The party wasn't far from my home and hubby didn't mind me leaving, so I left to go home, I'll go back and collect him later.

I feel really defeated - but worse, there is another party next week, but this one is over an hours drive away, so not practical for me to escape. I won't be drinking, because I will have the car with me. I will spend the whole night letting my imagination make me feel like everyone hates me and is judging me.

I know that it's not true - I know it's all in my head and that, in all probability, no one even notices me, one way or the other. 

I hate this - it's so frustrating to see normal people having normal conversations and making friends, a part of everyday life, but something I just can't do.

I'm a grown women - I'm smart and funny and capable - why can't I show these qualities to the rest of the world? It's ridiculous!


----------



## ShadowOnTheWall (Dec 24, 2010)

It takes practice, but no one's judging you anyway so don't be too harsh on yourself if your not perfect. It's probably easier to primarily keep around people you know or get on well with, but you can still say hi to others. No one's going to hold it against you if you aren't leading all the conversations


----------



## macky (Jan 25, 2015)

No offence but it doesn't sound like your boyfriend was helping you out much at all through. Your his guest after all. It wouldn't take much for you to at least introduce you to people and make sure you're alright. Especially as he should know about your social anxiety traits.


----------



## Asrais (Aug 22, 2015)

macky said:


> No offence but it doesn't sound like your boyfriend was helping you out much at all through.

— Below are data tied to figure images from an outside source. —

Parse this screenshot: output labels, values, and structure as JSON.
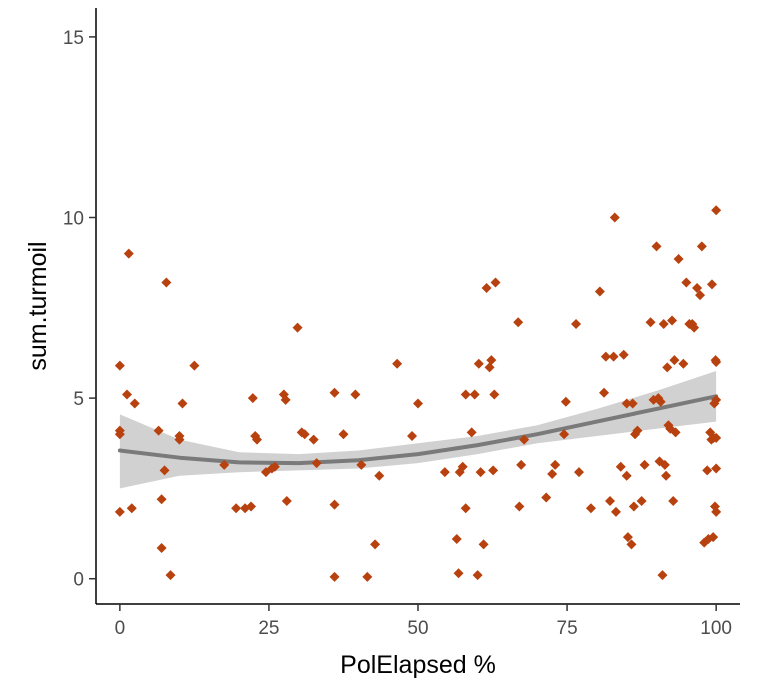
{
  "chart_data": {
    "type": "scatter",
    "title": "",
    "xlabel": "PolElapsed %",
    "ylabel": "sum.turmoil",
    "xlim": [
      -4,
      104
    ],
    "ylim": [
      -0.7,
      15.8
    ],
    "xticks": [
      0,
      25,
      50,
      75,
      100
    ],
    "xtick_labels": [
      "0",
      "25",
      "50",
      "75",
      "100"
    ],
    "yticks": [
      0,
      5,
      10,
      15
    ],
    "ytick_labels": [
      "0",
      "5",
      "10",
      "15"
    ],
    "grid": false,
    "legend": "none",
    "point_color": "#b8420f",
    "smooth_color": "#7a7a7a",
    "band_color": "#cccccc",
    "points": [
      [
        0,
        5.9
      ],
      [
        0,
        4.0
      ],
      [
        0,
        4.1
      ],
      [
        0,
        1.85
      ],
      [
        1.2,
        5.1
      ],
      [
        1.5,
        9.0
      ],
      [
        2,
        1.95
      ],
      [
        2.5,
        4.85
      ],
      [
        6.5,
        4.1
      ],
      [
        7,
        2.2
      ],
      [
        7,
        0.85
      ],
      [
        7.5,
        3.0
      ],
      [
        7.8,
        8.2
      ],
      [
        8.5,
        0.1
      ],
      [
        10,
        3.95
      ],
      [
        10,
        3.85
      ],
      [
        10.5,
        4.85
      ],
      [
        12.5,
        5.9
      ],
      [
        17.5,
        3.15
      ],
      [
        19.5,
        1.95
      ],
      [
        21,
        1.95
      ],
      [
        22,
        2.0
      ],
      [
        22.3,
        5.0
      ],
      [
        22.7,
        3.95
      ],
      [
        23,
        3.85
      ],
      [
        24.5,
        2.95
      ],
      [
        25.5,
        3.05
      ],
      [
        26,
        3.1
      ],
      [
        27.5,
        5.1
      ],
      [
        27.8,
        4.95
      ],
      [
        28,
        2.15
      ],
      [
        29.8,
        6.95
      ],
      [
        30.5,
        4.05
      ],
      [
        31,
        4.0
      ],
      [
        32.5,
        3.85
      ],
      [
        33,
        3.2
      ],
      [
        36,
        2.05
      ],
      [
        36,
        5.15
      ],
      [
        36,
        0.05
      ],
      [
        37.5,
        4.0
      ],
      [
        39.5,
        5.1
      ],
      [
        40.5,
        3.15
      ],
      [
        41.5,
        0.05
      ],
      [
        42.8,
        0.95
      ],
      [
        43.5,
        2.85
      ],
      [
        46.5,
        5.95
      ],
      [
        49,
        3.95
      ],
      [
        50,
        4.85
      ],
      [
        54.5,
        2.95
      ],
      [
        56.5,
        1.1
      ],
      [
        56.8,
        0.15
      ],
      [
        57,
        2.95
      ],
      [
        57.5,
        3.1
      ],
      [
        58,
        5.1
      ],
      [
        58,
        1.95
      ],
      [
        59,
        4.05
      ],
      [
        59.5,
        5.1
      ],
      [
        60,
        0.1
      ],
      [
        60.2,
        5.95
      ],
      [
        60.5,
        2.95
      ],
      [
        61,
        0.95
      ],
      [
        61.5,
        8.05
      ],
      [
        62,
        5.85
      ],
      [
        62.3,
        6.05
      ],
      [
        62.6,
        3.0
      ],
      [
        62.8,
        5.1
      ],
      [
        63,
        8.2
      ],
      [
        66.8,
        7.1
      ],
      [
        67,
        2.0
      ],
      [
        67.3,
        3.15
      ],
      [
        67.8,
        3.85
      ],
      [
        71.5,
        2.25
      ],
      [
        72.5,
        2.9
      ],
      [
        73,
        3.15
      ],
      [
        74.5,
        4.0
      ],
      [
        74.8,
        4.9
      ],
      [
        76.5,
        7.05
      ],
      [
        77,
        2.95
      ],
      [
        79,
        1.95
      ],
      [
        80.5,
        7.95
      ],
      [
        81.2,
        5.15
      ],
      [
        81.5,
        6.15
      ],
      [
        82.2,
        2.15
      ],
      [
        82.8,
        6.15
      ],
      [
        83,
        10.0
      ],
      [
        83.2,
        1.85
      ],
      [
        84,
        3.1
      ],
      [
        84.5,
        6.2
      ],
      [
        85,
        2.85
      ],
      [
        85,
        4.85
      ],
      [
        85.2,
        1.15
      ],
      [
        85.8,
        0.95
      ],
      [
        86,
        4.85
      ],
      [
        86.2,
        2.0
      ],
      [
        86.4,
        4.0
      ],
      [
        86.8,
        4.1
      ],
      [
        87.5,
        2.15
      ],
      [
        88,
        3.15
      ],
      [
        89,
        7.1
      ],
      [
        89.5,
        4.95
      ],
      [
        90,
        9.2
      ],
      [
        90.3,
        5.0
      ],
      [
        90.5,
        3.25
      ],
      [
        90.7,
        4.9
      ],
      [
        91,
        0.1
      ],
      [
        91.2,
        7.05
      ],
      [
        91.4,
        3.15
      ],
      [
        91.6,
        2.85
      ],
      [
        91.8,
        5.85
      ],
      [
        92,
        4.25
      ],
      [
        92.3,
        4.15
      ],
      [
        92.6,
        7.15
      ],
      [
        92.8,
        2.15
      ],
      [
        93,
        6.05
      ],
      [
        93.2,
        4.05
      ],
      [
        93.7,
        8.85
      ],
      [
        94.5,
        5.95
      ],
      [
        95,
        8.2
      ],
      [
        95.5,
        7.05
      ],
      [
        96,
        7.05
      ],
      [
        96.3,
        6.95
      ],
      [
        96.8,
        8.05
      ],
      [
        97.3,
        7.85
      ],
      [
        97.6,
        9.2
      ],
      [
        98,
        1.0
      ],
      [
        98.5,
        3.0
      ],
      [
        98.7,
        1.1
      ],
      [
        99,
        4.05
      ],
      [
        99.2,
        3.85
      ],
      [
        99.3,
        8.15
      ],
      [
        99.5,
        1.15
      ],
      [
        99.6,
        3.9
      ],
      [
        99.7,
        4.85
      ],
      [
        99.8,
        2.0
      ],
      [
        99.9,
        6.05
      ],
      [
        100,
        10.2
      ],
      [
        100,
        3.9
      ],
      [
        100,
        3.05
      ],
      [
        100,
        1.85
      ],
      [
        100,
        6.0
      ],
      [
        100,
        4.95
      ]
    ],
    "smooth_line": {
      "x": [
        0,
        10,
        20,
        30,
        40,
        50,
        60,
        70,
        80,
        90,
        100
      ],
      "y": [
        3.55,
        3.35,
        3.22,
        3.2,
        3.28,
        3.45,
        3.7,
        4.0,
        4.35,
        4.7,
        5.05
      ],
      "lower": [
        2.5,
        2.85,
        2.95,
        3.0,
        3.05,
        3.2,
        3.45,
        3.75,
        3.95,
        4.15,
        4.35
      ],
      "upper": [
        4.55,
        3.85,
        3.5,
        3.45,
        3.55,
        3.75,
        3.95,
        4.25,
        4.7,
        5.2,
        5.75
      ]
    }
  }
}
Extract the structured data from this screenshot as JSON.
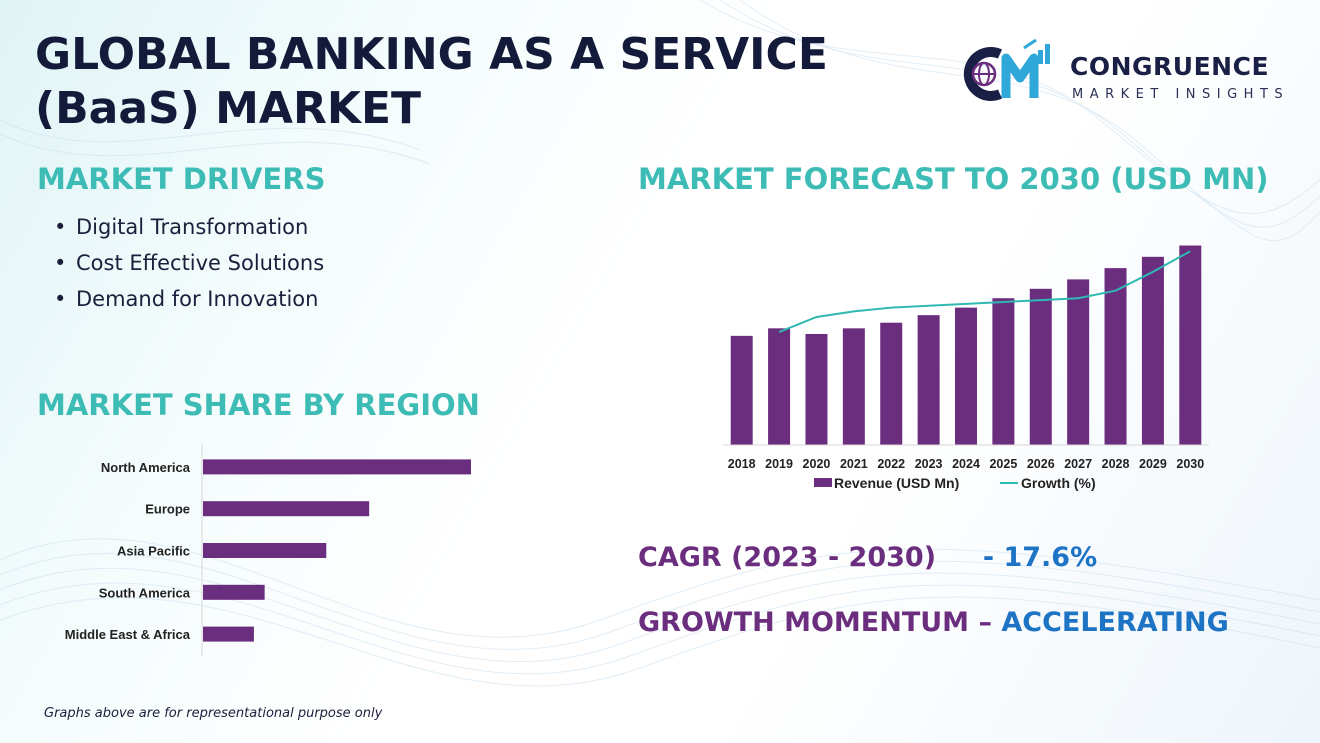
{
  "title": "GLOBAL BANKING AS A SERVICE (BaaS) MARKET",
  "logo": {
    "name": "CONGRUENCE",
    "subtitle": "MARKET INSIGHTS",
    "mark_letters": "CM"
  },
  "colors": {
    "teal": "#3dbcb6",
    "purple": "#6b2d7e",
    "blue": "#1e74c4",
    "navy": "#141b3a",
    "bar": "#6b2d7e",
    "line": "#2fb9b3"
  },
  "drivers": {
    "heading": "MARKET DRIVERS",
    "items": [
      "Digital Transformation",
      "Cost Effective Solutions",
      "Demand for Innovation"
    ]
  },
  "region": {
    "heading": "MARKET SHARE BY REGION"
  },
  "forecast": {
    "heading": "MARKET FORECAST TO 2030 (USD MN)"
  },
  "stats": {
    "cagr_label": "CAGR (2023 - 2030)",
    "cagr_value": "- 17.6%",
    "momentum_label": "GROWTH MOMENTUM –",
    "momentum_value": "ACCELERATING"
  },
  "footnote": "Graphs above are for representational purpose only",
  "chart_data": [
    {
      "type": "bar",
      "orientation": "horizontal",
      "categories": [
        "North America",
        "Europe",
        "Asia Pacific",
        "South America",
        "Middle East & Africa"
      ],
      "values": [
        100,
        62,
        46,
        23,
        19
      ],
      "xlim": [
        0,
        100
      ],
      "grid": false
    },
    {
      "type": "bar",
      "categories": [
        "2018",
        "2019",
        "2020",
        "2021",
        "2022",
        "2023",
        "2024",
        "2025",
        "2026",
        "2027",
        "2028",
        "2029",
        "2030"
      ],
      "series": [
        {
          "name": "Revenue (USD Mn)",
          "type": "bar",
          "values": [
            58,
            62,
            59,
            62,
            65,
            69,
            73,
            78,
            83,
            88,
            94,
            100,
            106
          ]
        },
        {
          "name": "Growth (%)",
          "type": "line",
          "values": [
            null,
            60,
            68,
            71,
            73,
            74,
            75,
            76,
            77,
            78,
            82,
            92,
            103
          ]
        }
      ],
      "ylim": [
        0,
        110
      ],
      "legend": "bottom",
      "grid": false
    }
  ]
}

Husband. I guess he's not that helpful - not because he doesn't want to be, but because he doesn't know what to do to help me. He is an extrovert and is comfortable with these situations. He knows that I'm uncomfortable, and that I find it tough, but I don't think he gets how bad I am.

It's not his fault, I do my best to keep it hidden, I've done it all my life - and that is my problem, I think - I spent my life so far trying to hide my true self and now I don't know how to be myself anymore.

In fact, my husband is probably the only person who ever sees my real true self, he is the only one I trust not to reject me.


----------



## Clementin (Aug 25, 2015)

Asrais said:


> I do my best to keep it hidden, I've done it all my life - and that is my problem, I think - I spent my life so far trying to hide my true self and now I don't know how to be myself anymore.


This is just like me, but I also find that when trying to be myself, I really dont have anything to say. I wish there was easy to chit chat, but I find that kind of talk only tiring. I Guess it is normal for some to feel this way, but that one is judging oneself too hard.


----------